What's a number greater than ||x|-|y|| but less than |x-y|?

[Eclair_de_XII]

Homework Statement

"Prove that if $\{a_n\}$ converges to $A$, then $\{|a_n|\}$ converges to $|A|$. Is the converse true?"

Homework Equations

Triangle inequality: $|x+y|≤|x|+|y|$

The Attempt at a Solution

I think I solved the first part...

"If $\{a_n\}$ converges to $A$, then there must exist an $N∈ℕ$ such that for each $\epsilon>0$, $|a_n-A|<\epsilon$ for all $n≥N$. In turn, $|a_n|=|a_n-A+A|≤|a_n-A|+|A|$, which implies that $|a_n-A|≥|a_n|-|A|$. Taking the absolute values of both terms gives: $|a_n-A|≥| |a_n|-|A| |$. Thus, $\epsilon>|a_n-A|≥| |a_n|-|A| |$ for all $\epsilon>0$ and for all $n≥N$."

For the second part, I basically came up with a counterexample:

"Define $\{a_n\}$ by $\{a_n:a_n=-1,∀n∈ℕ\}$. We note that $\{a_n\}$ does not converge to $1$, but $\{|a_n|:|a_n|=|-1|,∀n∈ℕ\}$ does converge to $1$."

But I don't think this will cut it... What I want to find now, is an $\epsilon>0$ such that $\epsilon>| |a_n|-|A| |$ but $|a_n-A|>\epsilon$. Hence, I will need to find a number $\epsilon$ such that $|a_n-A|>\epsilon>| |a_n|-|A| |$, to show that the converse is not true. I will need to find an appropriate choice of $\epsilon$ that satisfies these conditions, in other words.

 

[FactChecker]

For the second part, I basically came up with a counterexample:

"Define $\{a_n\}$ by $\{a_n:a_n=-1,∀n∈ℕ\}$. We note that $\{a_n\}$ does not converge to $1$, but $\{|a_n|:|a_n|=|-1|,∀n∈ℕ\}$ does converge to $1$."

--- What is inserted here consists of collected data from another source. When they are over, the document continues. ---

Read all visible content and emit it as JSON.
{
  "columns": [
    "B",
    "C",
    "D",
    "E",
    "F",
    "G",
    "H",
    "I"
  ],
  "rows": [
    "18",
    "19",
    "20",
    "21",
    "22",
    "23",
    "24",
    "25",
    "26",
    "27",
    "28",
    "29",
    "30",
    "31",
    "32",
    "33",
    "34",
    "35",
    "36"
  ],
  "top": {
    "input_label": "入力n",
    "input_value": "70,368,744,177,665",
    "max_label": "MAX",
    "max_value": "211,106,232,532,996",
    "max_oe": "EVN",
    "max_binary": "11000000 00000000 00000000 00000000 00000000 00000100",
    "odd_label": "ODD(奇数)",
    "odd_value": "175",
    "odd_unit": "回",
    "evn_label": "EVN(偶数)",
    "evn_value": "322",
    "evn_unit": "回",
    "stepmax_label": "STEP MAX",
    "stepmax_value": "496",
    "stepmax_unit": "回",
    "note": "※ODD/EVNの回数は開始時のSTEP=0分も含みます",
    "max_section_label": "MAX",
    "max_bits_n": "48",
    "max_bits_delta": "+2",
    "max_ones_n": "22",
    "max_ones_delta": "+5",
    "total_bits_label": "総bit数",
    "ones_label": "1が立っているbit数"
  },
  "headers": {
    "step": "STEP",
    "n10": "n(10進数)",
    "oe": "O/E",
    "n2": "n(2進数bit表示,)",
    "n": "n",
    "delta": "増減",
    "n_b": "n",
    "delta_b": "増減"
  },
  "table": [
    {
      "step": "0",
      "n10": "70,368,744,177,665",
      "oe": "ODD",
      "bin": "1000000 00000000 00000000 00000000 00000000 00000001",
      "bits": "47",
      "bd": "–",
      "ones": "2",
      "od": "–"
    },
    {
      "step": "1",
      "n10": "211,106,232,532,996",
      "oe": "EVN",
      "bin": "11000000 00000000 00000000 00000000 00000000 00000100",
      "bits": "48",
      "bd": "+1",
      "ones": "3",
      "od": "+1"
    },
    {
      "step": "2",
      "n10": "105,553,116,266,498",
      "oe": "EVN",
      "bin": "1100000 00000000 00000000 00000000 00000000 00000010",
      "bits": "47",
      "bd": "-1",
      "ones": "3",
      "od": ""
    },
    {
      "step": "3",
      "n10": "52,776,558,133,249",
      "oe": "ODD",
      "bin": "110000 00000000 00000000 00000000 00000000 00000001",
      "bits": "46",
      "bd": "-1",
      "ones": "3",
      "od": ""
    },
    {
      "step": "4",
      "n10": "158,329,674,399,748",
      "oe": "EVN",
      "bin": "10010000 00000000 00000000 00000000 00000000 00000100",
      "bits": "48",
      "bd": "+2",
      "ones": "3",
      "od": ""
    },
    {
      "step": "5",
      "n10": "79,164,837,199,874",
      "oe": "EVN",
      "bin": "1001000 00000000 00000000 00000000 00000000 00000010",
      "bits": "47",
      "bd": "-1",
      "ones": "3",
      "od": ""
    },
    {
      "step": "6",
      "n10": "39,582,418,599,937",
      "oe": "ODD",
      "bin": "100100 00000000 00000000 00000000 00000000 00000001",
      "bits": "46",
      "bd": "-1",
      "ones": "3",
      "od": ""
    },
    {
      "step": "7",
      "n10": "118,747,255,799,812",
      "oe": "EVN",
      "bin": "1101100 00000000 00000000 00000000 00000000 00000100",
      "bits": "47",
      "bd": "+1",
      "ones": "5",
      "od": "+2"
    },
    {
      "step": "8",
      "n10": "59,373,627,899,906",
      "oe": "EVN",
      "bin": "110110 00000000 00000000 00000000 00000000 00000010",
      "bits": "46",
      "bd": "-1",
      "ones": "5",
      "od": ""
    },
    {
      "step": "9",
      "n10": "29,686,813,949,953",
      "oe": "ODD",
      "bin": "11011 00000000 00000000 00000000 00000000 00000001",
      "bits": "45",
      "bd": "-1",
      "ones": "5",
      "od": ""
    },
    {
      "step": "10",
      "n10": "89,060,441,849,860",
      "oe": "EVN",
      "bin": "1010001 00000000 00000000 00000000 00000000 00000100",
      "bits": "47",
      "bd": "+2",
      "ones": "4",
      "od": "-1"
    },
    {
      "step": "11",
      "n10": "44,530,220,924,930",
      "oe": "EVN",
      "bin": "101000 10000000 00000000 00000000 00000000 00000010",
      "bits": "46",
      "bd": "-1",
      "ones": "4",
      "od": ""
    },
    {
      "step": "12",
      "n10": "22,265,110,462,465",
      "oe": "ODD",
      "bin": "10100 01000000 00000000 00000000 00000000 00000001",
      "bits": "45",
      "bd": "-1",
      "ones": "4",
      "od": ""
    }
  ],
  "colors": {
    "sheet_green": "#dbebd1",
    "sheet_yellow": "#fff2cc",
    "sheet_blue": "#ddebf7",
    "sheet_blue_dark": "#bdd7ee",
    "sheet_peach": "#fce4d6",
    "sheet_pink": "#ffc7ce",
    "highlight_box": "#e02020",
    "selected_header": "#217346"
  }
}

But I don't think this will cut it...

Why not? You may want to slightly modify and state the counterexample more carefully so that you can convince yourself if it is right or not.

 

[Eclair_de_XII]

You mean I should rearrange the order in which I state it, to make the implication--or lack thereof--clearer?

 

[FactChecker]

That is one thing that would help. Also, you haven't specifically stated what A is. Is it +1 or -1? Define your {a_n} and A first. Then show that is satisfies the absolute value limits. Finally show that it does not satisfy the non-absolute value limits. I don't think that you need to go into detail of the ε proof for such obvious limits, but I don't know what your class will want.

 

[Eclair_de_XII]

Okay, thanks for the advice.

 

[FactChecker]

Okay, thanks for the advice.

You might also be able to think of a closely related example where the {a_n} do not converge at all.

 

[Eclair_de_XII]

Oh, do you mean, $\{a_n:a_n=(-1)^n,\forall n \in ℕ\}$?